1. Make scripts executable

chmod +x scripts/*.sh

2. Test the monitor script

./scripts/monitor_volumes.sh

3. Set up automated monitoring (optional)

Hourly volume growth tracking + 15-min disk alerts:

crontab -e

Add these lines (replace /path/to/gyanam with your actual installation path):

# Track volume growth every hour
0 * * * * /path/to/gyanam/scripts/log_volume_growth.sh

# Check disk space every 15 minutes
*/15 * * * * /path/to/gyanam/scripts/alert_disk_space.sh

Note: You can also use $HOME/gyanam/... if installed in your home directory.

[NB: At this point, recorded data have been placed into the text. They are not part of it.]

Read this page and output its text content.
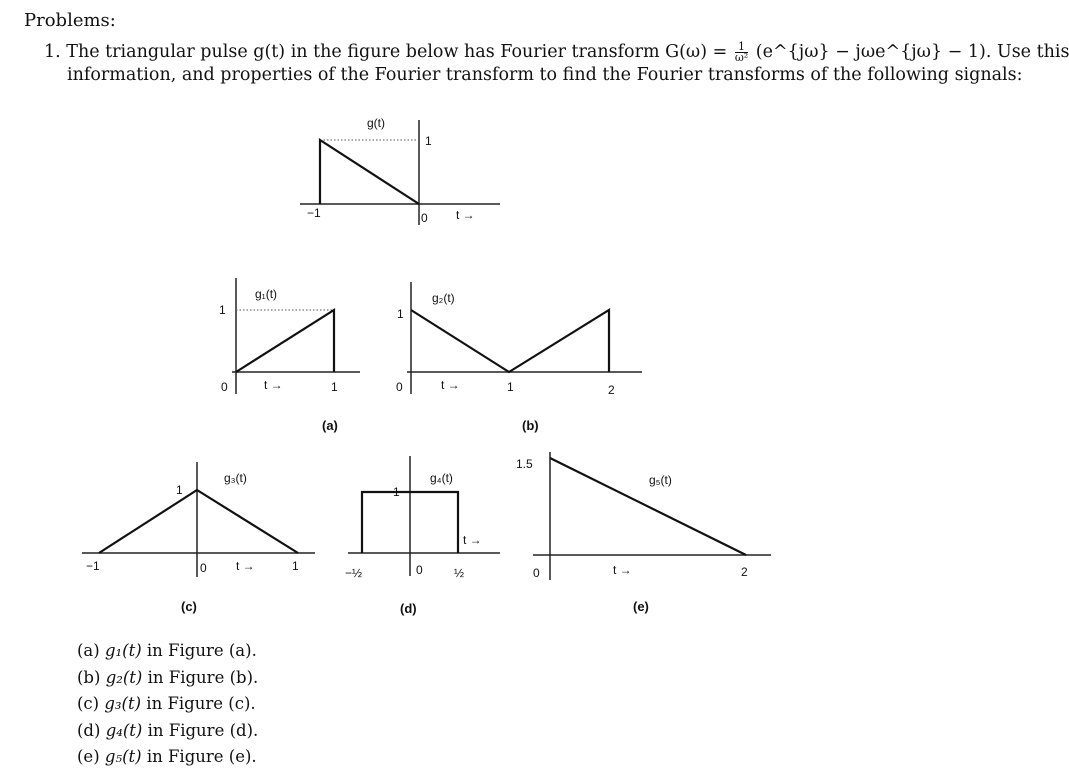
Problems:
1. The triangular pulse g(t) in the figure below has Fourier transform $G(\omega) = \frac{1}{\text{ω²}}$ (e^{jω} − jωe^{jω} − 1). Use this
information, and properties of the Fourier transform to find the Fourier transforms of the following signals:
g(t)
1
−1	0 t →
g₁(t)
1
0	t →	1
(a)
g₂(t)
1
0	t →	1	2
(b)
g₃(t)
1
−1	0 t →	1
(c)
g₄(t)
1
−½	0	½
t →
(d)
g₅(t)
1.5
0	t →	2
(e)
(a) g₁(t) in Figure (a).
(b) g₂(t) in Figure (b).
(c) g₃(t) in Figure (c).
(d) g₄(t) in Figure (d).
(e) g₅(t) in Figure (e).
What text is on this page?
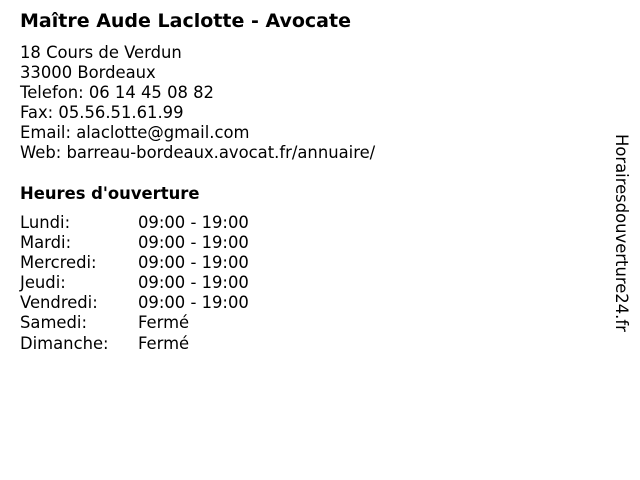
Maître Aude Laclotte - Avocate
18 Cours de Verdun
33000 Bordeaux
Telefon: 06 14 45 08 82
Fax: 05.56.51.61.99
Email: alaclotte@gmail.com
Web: barreau-bordeaux.avocat.fr/annuaire/
Heures d'ouverture
Lundi:	09:00 - 19:00
Mardi:	09:00 - 19:00
Mercredi:	09:00 - 19:00
Jeudi:	09:00 - 19:00
Vendredi:	09:00 - 19:00
Samedi:	Fermé
Dimanche:	Fermé
Horairesdouverture24.fr
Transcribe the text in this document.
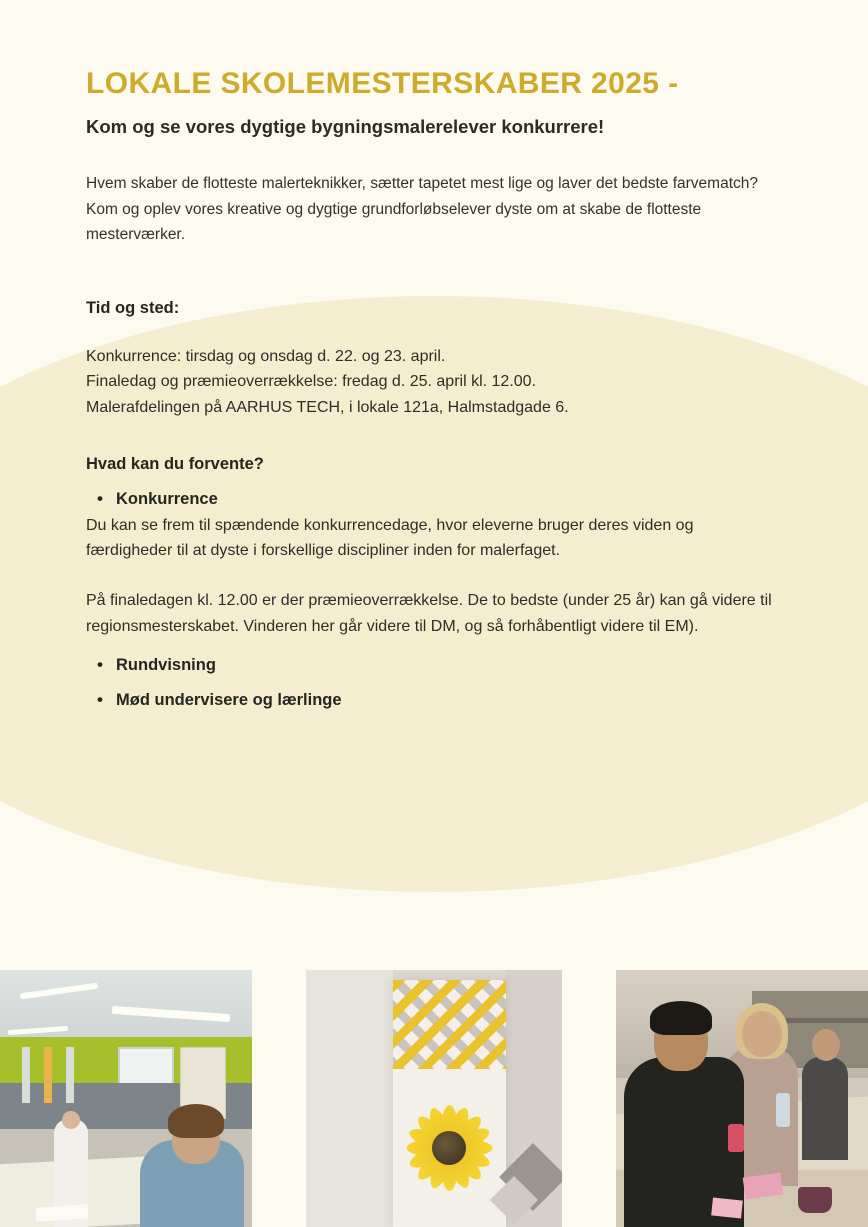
LOKALE SKOLEMESTERSKABER 2025 -

Kom og se vores dygtige bygningsmalerelever konkurrere!

Hvem skaber de flotteste malerteknikker, sætter tapetet mest lige og laver det bedste farvematch? Kom og oplev vores kreative og dygtige grundforløbselever dyste om at skabe de flotteste mesterværker.

Tid og sted:
Konkurrence: tirsdag og onsdag d. 22. og 23. april.
Finaledag og præmieoverrækkelse: fredag d. 25. april kl. 12.00.
Malerafdelingen på AARHUS TECH, i lokale 121a, Halmstadgade 6.
Hvad kan du forvente?
• Konkurrence

Du kan se frem til spændende konkurrencedage, hvor eleverne bruger deres viden og færdigheder til at dyste i forskellige discipliner inden for malerfaget.

På finaledagen kl. 12.00 er der præmieoverrækkelse. De to bedste (under 25 år) kan gå videre til regionsmesterskabet. Vinderen her går videre til DM, og så forhåbentligt videre til EM).

• Rundvisning
• Mød undervisere og lærlinge
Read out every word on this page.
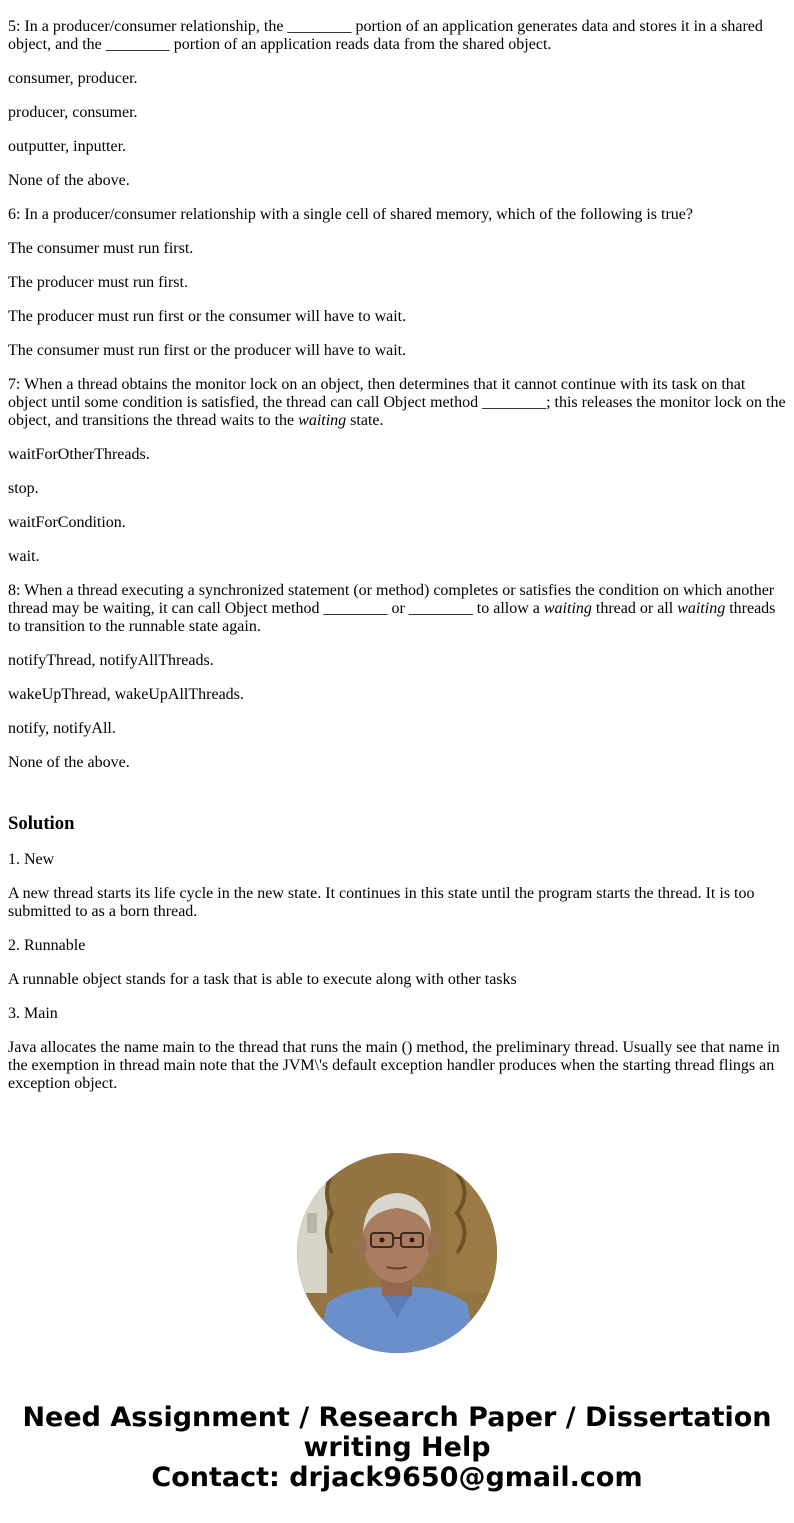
5: In a producer/consumer relationship, the ________ portion of an application generates data and stores it in a shared object, and the ________ portion of an application reads data from the shared object.

consumer, producer.

producer, consumer.

outputter, inputter.

None of the above.

6: In a producer/consumer relationship with a single cell of shared memory, which of the following is true?

The consumer must run first.

The producer must run first.

The producer must run first or the consumer will have to wait.

The consumer must run first or the producer will have to wait.

7: When a thread obtains the monitor lock on an object, then determines that it cannot continue with its task on that object until some condition is satisfied, the thread can call Object method ________; this releases the monitor lock on the object, and transitions the thread waits to the waiting state.

waitForOtherThreads.

stop.

waitForCondition.

wait.

8: When a thread executing a synchronized statement (or method) completes or satisfies the condition on which another thread may be waiting, it can call Object method ________ or ________ to allow a waiting thread or all waiting threads to transition to the runnable state again.

notifyThread, notifyAllThreads.

wakeUpThread, wakeUpAllThreads.

notify, notifyAll.

None of the above.

Solution

1. New

A new thread starts its life cycle in the new state. It continues in this state until the program starts the thread. It is too submitted to as a born thread.

2. Runnable

A runnable object stands for a task that is able to execute along with other tasks

3. Main

Java allocates the name main to the thread that runs the main () method, the preliminary thread. Usually see that name in the exemption in thread main note that the JVM\'s default exception handler produces when the starting thread flings an exception object.

Need Assignment / Research Paper / Dissertation
writing Help
Contact: drjack9650@gmail.com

4. Configure alerting (optional)

Edit alert_disk_space.sh to enable your preferred alerting method:

  • Uncomment and configure Slack webhook
  • Set up email (requires mailx/sendmail)
  • Add custom webhook for your monitoring system

Integration with gyanam.sh

The monitor functionality is also available via the main management script:

./gyanam.sh monitor

This provides a quick view of volume usage and disk space without needing to call the scripts directly.

Analyzing Growth Logs

View recent growth

tail -20 docker_volume_growth.log

Calculate daily growth (InfluxDB volume)

# Compare size from 24 hours ago to now
grep "influxdb-data" docker_volume_growth.log | tail -2

Plot with Python (example)

import pandas as pd
import matplotlib.pyplot as plt

df = pd.read_csv('docker_volume_growth.log', comment='#',
                 names=['timestamp', 'volume', 'bytes'])
df['timestamp'] = pd.to_datetime(df['timestamp'])
df['GB'] = df['bytes'] / (1024**3)

for vol in df['volume'].unique():
    data = df[df['volume'] == vol]
    plt.plot(data['timestamp'], data['GB'], label=vol)

plt.legend()
plt.xlabel('Time')
plt.ylabel('Size (GB)')
plt.title('Docker Volume Growth')
plt.xticks(rotation=45)
plt.tight_layout()
plt.savefig('volume_growth.png')

Troubleshooting

"Permission denied" errors

The scripts need sudo access to read Docker volume mountpoints:

# Add your user to docker group (logout/login required)
sudo usermod -aG docker $USER

# Or run with sudo
sudo ./scripts/monitor_volumes.sh

jq not installed

Install jq for enhanced output:

# Ubuntu/Debian
sudo apt-get install jq

# RHEL/CentOS
sudo yum install jq

# macOS
brew install jq

Scripts will work without jq but with reduced detail.

Cron jobs not running

Check cron logs:

grep CRON /var/log/syslog

Ensure full paths are used in crontab entries.